Ce n'est pas une transformation morale radicale, rapide et s'effectuant simultanément chez toutes les nations, qui forme le but et la prémisse de notre doctrine et la condition de la phase future de l'humanité: c'est d'abord une ascension et une extension imperceptibles de la puissance spirituelle dominante, puissance d'union et de cohésion; c'est ensuite le brusque réveil et la lente amplification de l'appel et de l'accord de l'âme qui finiront un jour par faire résonner les vases même les moins harmonieux. Le premier son est émis; il est encore très faible; mais il ne s'éteindra plus jamais; il sera repris par des voix hésitantes, et déjà de nos jours l'appel devient perceptible. Quand il aura franchi le seuil de la conscience, ne fût-ce que d'une seule collectivité nationale, on verra se déclancher la série de transformations de la vie morale, et quand ces transformations auront, en vertu de la loi de la dominance, acquis leur pleine efficacité, nous assisterons aux débuts d'une époque caractérisée par des exigences nouvelles et rigoureuses.

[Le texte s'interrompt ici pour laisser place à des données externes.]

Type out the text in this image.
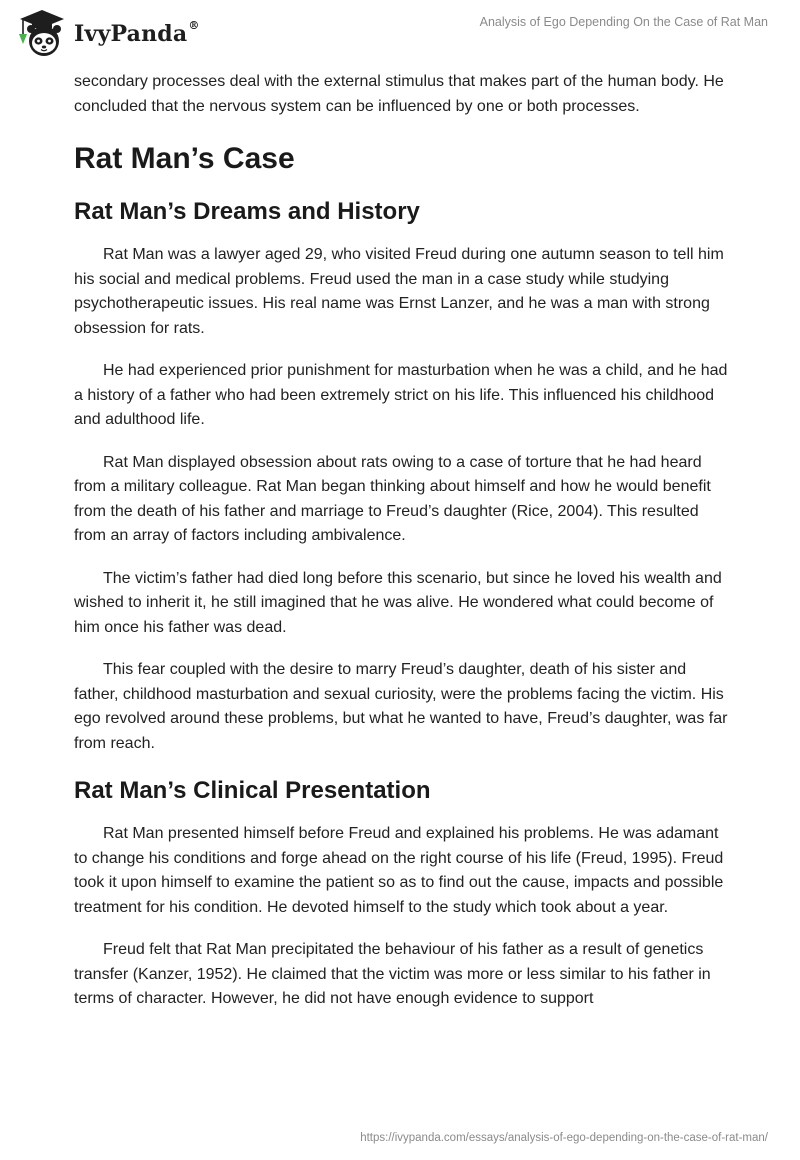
IvyPanda®	Analysis of Ego Depending On the Case of Rat Man

secondary processes deal with the external stimulus that makes part of the human body. He concluded that the nervous system can be influenced by one or both processes.

Rat Man’s Case
Rat Man’s Dreams and History

Rat Man was a lawyer aged 29, who visited Freud during one autumn season to tell him his social and medical problems. Freud used the man in a case study while studying psychotherapeutic issues. His real name was Ernst Lanzer, and he was a man with strong obsession for rats.

He had experienced prior punishment for masturbation when he was a child, and he had a history of a father who had been extremely strict on his life. This influenced his childhood and adulthood life.

Rat Man displayed obsession about rats owing to a case of torture that he had heard from a military colleague. Rat Man began thinking about himself and how he would benefit from the death of his father and marriage to Freud’s daughter (Rice, 2004). This resulted from an array of factors including ambivalence.

The victim’s father had died long before this scenario, but since he loved his wealth and wished to inherit it, he still imagined that he was alive. He wondered what could become of him once his father was dead.

This fear coupled with the desire to marry Freud’s daughter, death of his sister and father, childhood masturbation and sexual curiosity, were the problems facing the victim. His ego revolved around these problems, but what he wanted to have, Freud’s daughter, was far from reach.

Rat Man’s Clinical Presentation

Rat Man presented himself before Freud and explained his problems. He was adamant to change his conditions and forge ahead on the right course of his life (Freud, 1995). Freud took it upon himself to examine the patient so as to find out the cause, impacts and possible treatment for his condition. He devoted himself to the study which took about a year.

Freud felt that Rat Man precipitated the behaviour of his father as a result of genetics transfer (Kanzer, 1952). He claimed that the victim was more or less similar to his father in terms of character. However, he did not have enough evidence to support

https://ivypanda.com/essays/analysis-of-ego-depending-on-the-case-of-rat-man/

D'où nous vient cette certitude? Telle est la question qui se dresse ici et nous oblige de revenir, pour le confirmer d'ailleurs, à notre point de départ. D'où nous vient, pour la première fois depuis des siècles, l'assurance justificative que nous pouvons arriver à une nouvelle unité de la foi et des valeurs, alors que ce monde intellectualisé et mécanisé ne connaît que des convictions partielles, s'interdit toute appréciation absolue, en l'étouffant sous le poids des comparaisons, a rompu toute obligation et n'a consolidé que la volonté individuelle? Ne sommes-nous pas, en pleine incompatibilité avec une foi ardente, abandonnés au caprice aveugle des mouvements de majorités, aux tristes compromis des intérêts et besoins matériels, qui doivent en fin de compte, ainsi que l'exige la conception matérialiste de l'histoire, se plier aux lois anonymes des forces naturelles et les aider à triompher de la pensée humaine? N'avons-nous pas, en dernière analyse, sacrifié l'autonomie de l'esprit au sort mécanique de l'équilibre?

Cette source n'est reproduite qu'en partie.